Blessed are they who follow the law of the Lord. The Responsorial Psalm for today celebrates and thanks God for the Torah, the law. The Psalmist praises God for giving such splendid laws and instruction for people to live by. He then begs to be granted the wisdom to understand and keep the precepts of the law since, as Sirach reminds us in the First Reading, choosing to keep the law of the Lord gives life. Echoing Moses’ last instruction to the Israelites (cf. Deuteronomy 30:15ff), Sirach reminds us that whereas one is at liberty to do as he/she wills (free will), it is always wise to choose to abide by the law of the Lord. He/she who chooses to abide by the law of the Lord chooses goodness and life. Such a person, says Sirach, is looked upon favorably by the Lord. Perhaps this is why we hear Jesus in the Gospel Reading asserting that he came, not to make obsolete but rather to fulfill the law.
Our reflection on the Sermon on the Mount continues today as we see Jesus addressing an issue that was of central importance to his community (or rather to the majority of those who had gathered to listen to him). The law was central to the Jewish people because their lives revolved around it. Every single aspect of their lives was governed by, and revolved around the law: the law prescribed how an animal was to be slaughtered, how food was to be prepared and served, how the seats were to be arranged both at home and in places of worship, and how to wash one’s hands before eating. Naturally, as it happens wherever there is a law, there must have been those who protested such encroachment by law into their personal spaces. Just like is the case today, such individuals might have believed that with time, the law gets to outlive its usefulness and as such must be reviewed if not completely overhauled. Such individuals might have even gotten emboldened by Jesus’ proclamation of a new dispensation (
you have heard it said…but I say to you...)

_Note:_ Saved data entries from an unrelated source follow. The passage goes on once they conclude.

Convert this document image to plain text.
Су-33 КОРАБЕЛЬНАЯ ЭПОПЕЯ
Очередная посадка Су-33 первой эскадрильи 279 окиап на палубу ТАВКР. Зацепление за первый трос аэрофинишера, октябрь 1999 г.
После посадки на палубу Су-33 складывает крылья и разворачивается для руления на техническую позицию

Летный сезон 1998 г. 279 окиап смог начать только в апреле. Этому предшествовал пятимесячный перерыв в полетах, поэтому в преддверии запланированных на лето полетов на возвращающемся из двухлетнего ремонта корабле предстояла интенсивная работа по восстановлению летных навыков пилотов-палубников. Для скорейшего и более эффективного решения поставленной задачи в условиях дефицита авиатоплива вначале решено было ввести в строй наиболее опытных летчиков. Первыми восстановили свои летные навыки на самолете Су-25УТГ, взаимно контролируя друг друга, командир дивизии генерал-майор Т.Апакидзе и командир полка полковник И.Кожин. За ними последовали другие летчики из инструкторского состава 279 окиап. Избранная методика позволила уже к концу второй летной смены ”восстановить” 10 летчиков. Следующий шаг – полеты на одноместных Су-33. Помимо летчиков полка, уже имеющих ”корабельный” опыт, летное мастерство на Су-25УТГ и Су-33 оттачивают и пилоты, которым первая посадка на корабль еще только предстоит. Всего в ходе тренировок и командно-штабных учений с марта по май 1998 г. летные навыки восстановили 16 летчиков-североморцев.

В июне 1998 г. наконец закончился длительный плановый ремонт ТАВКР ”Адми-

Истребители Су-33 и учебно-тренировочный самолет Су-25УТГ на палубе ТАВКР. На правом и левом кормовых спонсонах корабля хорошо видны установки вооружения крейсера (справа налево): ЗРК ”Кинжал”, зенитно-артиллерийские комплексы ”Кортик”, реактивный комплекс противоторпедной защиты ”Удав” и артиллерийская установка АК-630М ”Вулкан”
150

Jesus had been in the scene for not so long a time and had already performed some mighty signs on account of which the people had begun to talk. Because of the signs, many were already endearing themselves to Jesus, a fact that did not go well with everybody, especially those who were seeing in Jesus a liberal approach to matters of religion and morality (he would later be accused of communing with sinners and outcasts [cf. Matthew 9:10-13]). Those who had been marginalized saw in Jesus a champion, someone who had come to uphold their dignity and fight for their cause. It might as well have happened that even those who were indifferent to the law and to any form of regulation (libertarians) began to point to Jesus as their vindication. Such individuals might have gone as far as stating that the law had become obsolete as they pointed to the fact that Jesus did not observe the law and tradition with the same scrupulous severity as the religious leaders yet God was working mighty signs through him. It is perhaps to those who might have harbored such thoughts that Jesus directs his assertion that he has come not to abolish but rather to fulfill the law. His assertion is a categorical statement that he neither represents nor shares in such thoughts. Not only does Jesus affirm the relevance of the law but also associates the success of his mission with the fact that he upholds the law. So what does Jesus mean when he says he is the fulfillment of the law?

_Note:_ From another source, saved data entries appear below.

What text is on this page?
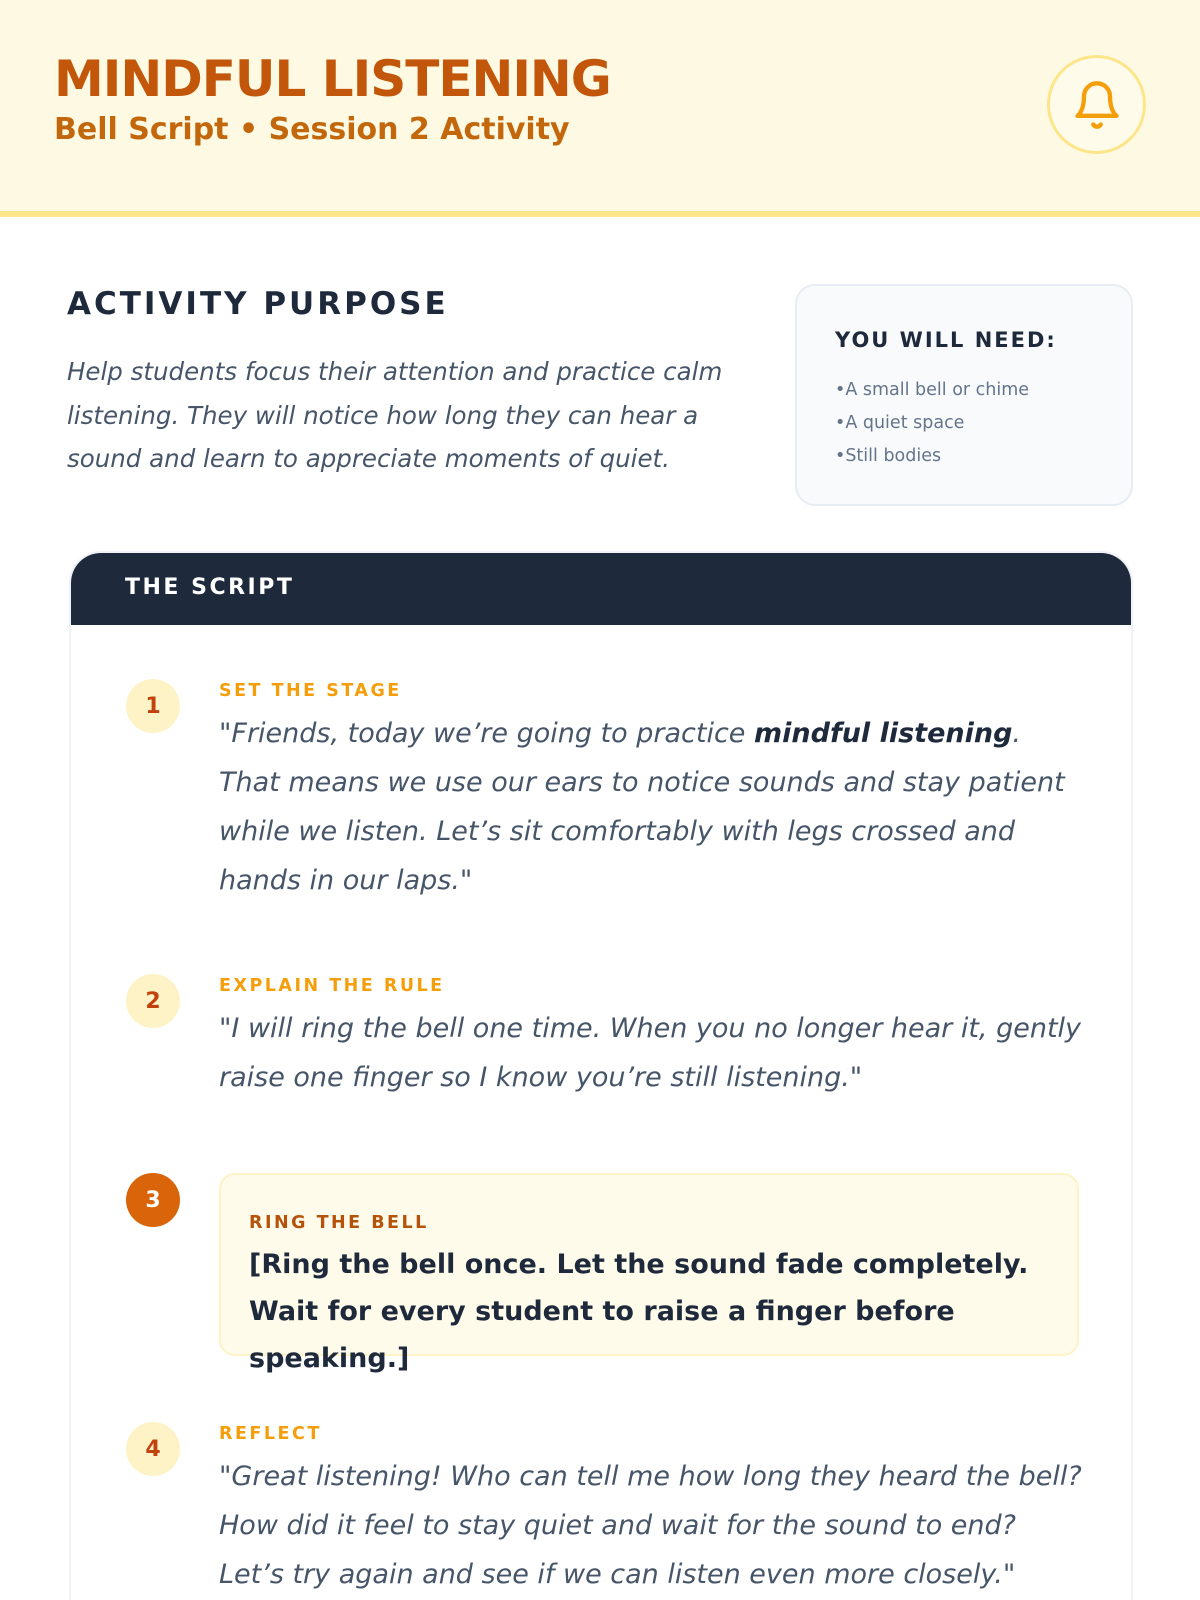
MINDFUL LISTENING
Bell Script • Session 2 Activity
ACTIVITY PURPOSE
Help students focus their attention and practice calm listening. They will notice how long they can hear a sound and learn to appreciate moments of quiet.
YOU WILL NEED:
• A small bell or chime
• A quiet space
• Still bodies
THE SCRIPT
1
SET THE STAGE
"Friends, today we’re going to practice mindful listening. That means we use our ears to notice sounds and stay patient while we listen. Let’s sit comfortably with legs crossed and hands in our laps."
2
EXPLAIN THE RULE
"I will ring the bell one time. When you no longer hear it, gently raise one finger so I know you’re still listening."
3
RING THE BELL
[Ring the bell once. Let the sound fade completely. Wait for every student to raise a finger before speaking.]
4
REFLECT
"Great listening! Who can tell me how long they heard the bell? How did it feel to stay quiet and wait for the sound to end? Let’s try again and see if we can listen even more closely."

While it is true that Jesus’ mission was not the abolishing of the law, his approach to, and understanding of the law was much different from that of contemporary religious leaders. Using the formula ‘
you have heard it said…but I say to you…,’ Jesus points to the fact that there was something lacking in the existing implementation of the law, a lack that he had come to fill. For Jesus, the law as it existed laid too much emphasis on the letter to the detriment of the spirit. With the spirit of the law tossed aside, it became too easy for an individual to transgress against the law without realizing it. The law as it existed focused on executed acts (such as murder) while neglecting the circumstances that leads to murder itself (such as anger). To Jesus, an individual who plots the murder of another is guilty of the offence even if the execution of the act does not take place. This is because the person who plots or mulls over in his/her head the murder of another has already broken the bond of charity that ties him/her to the one he/she plans to murder. In his/her heart, the individual is already dead.
The fulfillment that Jesus brings to the existing law is meant to give life to the law, that is, to help the law live to its billing of preserving relationships. The law must not only deal with the external but with the internal as well. The law must extend to, and speak to an individual’s heart for the heart is the core of a person and the source of decision and action. Any transgression against the law (sin) is a transgression against the relationships into which God has inserted us. These relationships are nurtured internally in the depths of our hearts. To preserve and thrive in a relationships, then, one must retreat to his/her heart and begin from there. This is the whole point of the law and it is to this that Jesus want us to focus.